6. Add a bay window extension
A projecting bay window extension can enlarge a room and does not necessarily require foundations – it can be cantilevered on brackets from the existing structure. Windows on three sides also bring in extra light, enhancing the spacious feel of a room.
7. Fill in with a side return extension
Many terraced and semi-detached homes have a small outdoor area behind and at the side, called the side return. Filling the space with a single-storey extension is a great way to increase the size of a kitchen, making it better suited to become an open plan kitchen living and dining room.
8. Add a conservatory
An addition that can be built (subject to size and design) without planning permission or building regulations consent, building a conservatory is a great way to create an additional living room. To use it all year round, you will need to invest in heating and conservatory blinds.
9. Build an orangery
Adding an orangery is the perfect balance between building an extension and conservatory. With areas of solid walls and solid roof with a glazed roof lantern, it is better insulated than a conservatory and is easier to control the temperature. See our guide for lots more information.
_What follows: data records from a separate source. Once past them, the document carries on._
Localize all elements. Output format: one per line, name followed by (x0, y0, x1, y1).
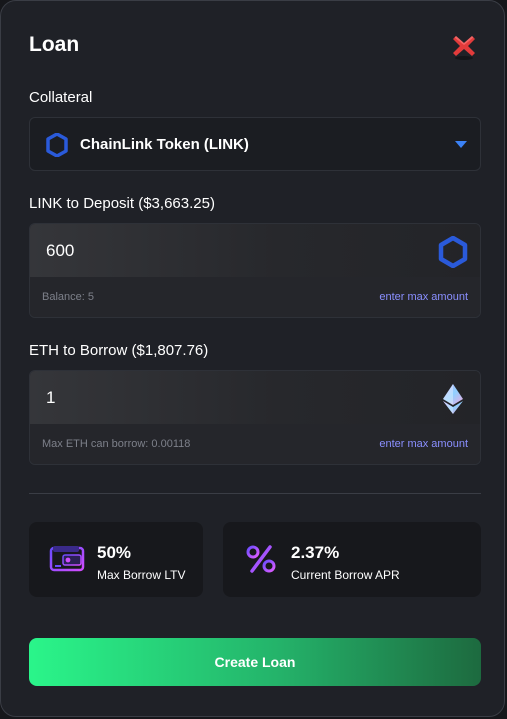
create-loan-button[interactable]: Create Loan (29, 638, 481, 686)
stat-card-apr: 2.37% Current Borrow APR (223, 522, 481, 597)
deposit-balance-text: Balance: 5 (42, 291, 94, 303)
borrow-amount-input[interactable]: 1 (46, 388, 55, 408)
deposit-input-row: 600 (30, 224, 480, 279)
stat-label-apr: Current Borrow APR (291, 568, 400, 582)
borrow-input-row: 1 (30, 371, 480, 426)
wallet-icon (49, 546, 85, 572)
loan-modal: Loan Collateral ChainLink Token (LINK) L… (0, 0, 505, 717)
borrow-label: ETH to Borrow ($1,807.76) (29, 342, 209, 359)
chainlink-icon (46, 133, 68, 157)
chainlink-icon (438, 236, 468, 268)
collateral-selected-value: ChainLink Token (LINK) (80, 136, 249, 153)
deposit-input-group: 600 Balance: 5 enter max amount (29, 223, 481, 318)
collateral-select[interactable]: ChainLink Token (LINK) (29, 117, 481, 171)
collateral-label: Collateral (29, 89, 93, 106)
deposit-max-amount-link[interactable]: enter max amount (379, 291, 468, 303)
borrow-max-amount-link[interactable]: enter max amount (379, 438, 468, 450)
borrow-hint-row: Max ETH can borrow: 0.00118 enter max am… (30, 424, 480, 464)
percent-icon (246, 545, 276, 573)
chevron-down-icon (455, 141, 467, 148)
deposit-label: LINK to Deposit ($3,663.25) (29, 195, 215, 212)
borrow-input-group: 1 Max ETH can borrow: 0.00118 enter max … (29, 370, 481, 465)
modal-title: Loan (29, 33, 80, 56)
deposit-hint-row: Balance: 5 enter max amount (30, 277, 480, 317)
borrow-max-text: Max ETH can borrow: 0.00118 (42, 438, 191, 450)
deposit-amount-input[interactable]: 600 (46, 241, 74, 261)
section-divider (29, 493, 481, 494)
ethereum-icon (443, 384, 463, 414)
stat-value-ltv: 50% (97, 543, 132, 562)
stat-label-ltv: Max Borrow LTV (97, 568, 186, 582)
stat-card-ltv: 50% Max Borrow LTV (29, 522, 203, 597)
stat-value-apr: 2.37% (291, 543, 340, 562)
close-x-icon (453, 36, 475, 60)
close-button[interactable] (449, 31, 479, 61)
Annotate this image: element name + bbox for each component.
10. Add an oak frame extension
There are many modular extension systems that offer a design-and-build solution for a new room. An oak frame extension is a more traditional option – a single room with a pitched roof featuring a vaulted ceiling with exposed trusses.
11. Build a small glazed extension
Whether you're planning to build a single storey extension into a side return or across the back of your house, adding in a large expanse of glazing into your design will ensure your newly expanded room is flooded with light all year round.
Suited to both contemporary and period homes, glass extensions are governed by building regulations, although you may not need planning permission. Find out all you need to know in our guide to adding a glass extension.
12. Add a small house extension at the rear
Adding a single storey extension at the rear of your property can totally transform your home. It might be that it allows you to have a larger kitchen diner or living space.
Or, let's say you have a kitchen running across the back of your house and you extend 2m out into the garden; you then build a partition wall at the back end of the original kitchen to create a room in (effectively) the middle of the house that's 1m to 2m deep. In that small, dark space, you can put utilities, whether a utility room or cloakroom, while your kitchen sits within the garden end of the original room plus the new extended space. You sensibly put rooflights into the roof of the small extension to make your new kitchen lighter and brighter than the new room, plus of course with the new utility space behind it, you've freed it up of all the laundry space and extra storage space you might have needed before.